Clément Cogitore a remporté le lundi 15 octobre 2018 la 18ème édition du Prix Marcel Duchamp avec l’œuvre The Evil Eye, produite et réalisée par la galerie Eva Hober.
Avec The Evil Eye, Clément Cogitore aborde une relation aux images et aux grands récits fondée sur l’emploi de vidéos issues des banques d’images (Getty, Shutterstock…), grandes pourvoyeuses de formes destinées aux fins publicitaires et télévisuelles les plus diverses. Tournées sur fond vert, elles opèrent une sommation de postures stéréotypées, de gestuelles génériques adaptables à l’envie sur des décors ajoutés en postproduction. Elles participent d’une histoire étonnante des techniques de manipulation et de persuasion des foules, issues des premières théories de la psychologie des masses de Gustave Le Bon à la fin du XIXe siècle et des techniques inventées par Edward Bernays. Ce dernier, d’abord conseiller pour le gouvernement américain en 1916 afin d’obtenir de la population le consentement pour une entrée en guerre impopulaire, fut au service des plus grandes compagnies américaines pour la mise en place des stratégies consuméristes les plus redoutables.
Le fond vert, quant à lui, trouve ses sources dans les premières surimpressions expérimentées par Georges Méliès dès la fin du XIXe siècle, avant son emploi intensif en publicité comme au cinéma, avec la vidéo analogique puis avec le numérique.
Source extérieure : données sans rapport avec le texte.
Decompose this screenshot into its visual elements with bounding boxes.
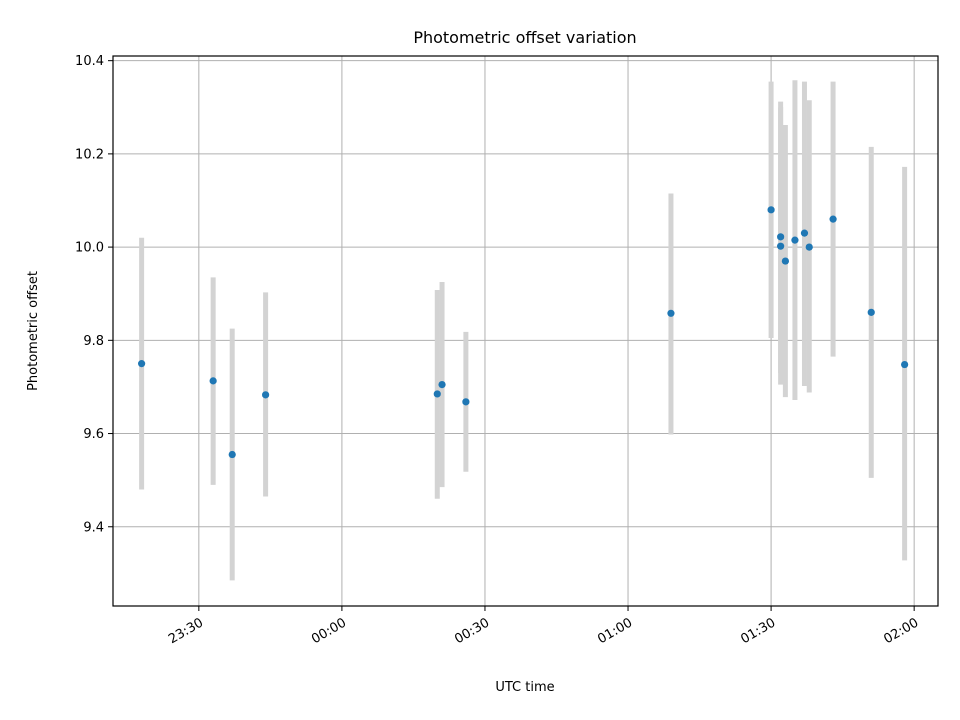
data-point xyxy=(829,215,837,223)
x-tick-label: 00:30 xyxy=(452,615,492,647)
y-tick-label: 9.8 xyxy=(83,334,104,349)
data-point xyxy=(867,308,875,316)
error-bars xyxy=(139,80,908,581)
data-point xyxy=(901,360,909,369)
data-point xyxy=(667,309,675,317)
data-point xyxy=(805,243,813,251)
y-axis-label: Photometric offset xyxy=(26,271,41,391)
x-tick-label: 02:00 xyxy=(881,615,921,647)
chart-title: Photometric offset variation xyxy=(413,28,636,47)
x-tick-label: 23:30 xyxy=(166,615,206,647)
x-tick-label: 00:00 xyxy=(309,615,349,647)
x-tick-label: 01:00 xyxy=(595,615,635,647)
y-tick-label: 10.0 xyxy=(75,241,104,256)
data-point xyxy=(209,377,217,385)
y-tick-label: 10.4 xyxy=(75,54,104,69)
data-point xyxy=(138,360,146,368)
x-tick-label: 01:30 xyxy=(738,615,778,647)
data-point xyxy=(781,257,789,265)
data-point xyxy=(767,206,775,214)
data-point xyxy=(438,381,446,389)
y-tick-label: 9.4 xyxy=(83,520,104,535)
x-axis-label: UTC time xyxy=(495,680,554,695)
y-tick-label: 9.6 xyxy=(83,427,104,442)
data-points xyxy=(138,206,909,459)
x-axis-ticks: 23:30 00:00 00:30 01:00 01:30 02:00 xyxy=(166,606,921,647)
data-point xyxy=(462,398,470,406)
grid xyxy=(113,56,938,606)
data-point xyxy=(777,233,785,241)
data-point xyxy=(800,229,809,237)
y-axis-ticks: 9.4 9.6 9.8 10.0 10.2 10.4 xyxy=(75,54,113,535)
data-point xyxy=(433,390,441,398)
data-point xyxy=(228,450,236,459)
y-tick-label: 10.2 xyxy=(75,147,104,162)
data-point xyxy=(777,242,785,250)
data-point xyxy=(262,391,270,399)
data-point xyxy=(791,236,799,244)
plot-frame xyxy=(112,55,939,607)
En procédant à la sommation de ces images sans qualité, surexposées par la puissante luminescence d’un écran de leds monumental, Clément Cogitore révèle la vision dystopique d’un bonheur saturé de sourires, de mouvements de chevelures au ralenti, de beautés artificielles dévitalisées, véritables injonctions hypnotiques destinées à susciter les instincts d’achat les plus inconscients.
Sur les images, une voix de femme adresse à l’être aimé une supplique incantatoire : elle est la voix clamant dans le désert d’un matérialisme totalitaire, voix suppliante, vindicative, prédictive. Entre archaïsmes et récits apocalyptiques actuels, elle accompagne les images d’un chant élégiaque de plainte et de terreur adressé à une humanité en déréliction.
L’œuvre The Evil Eye de Clément Cogitore a été produite et réalisée par la galerie Eva Hober avec le soutien de Noirmontartproduction, Kazak Productions, ARTE, CNAP et Henri Ellam & Associés.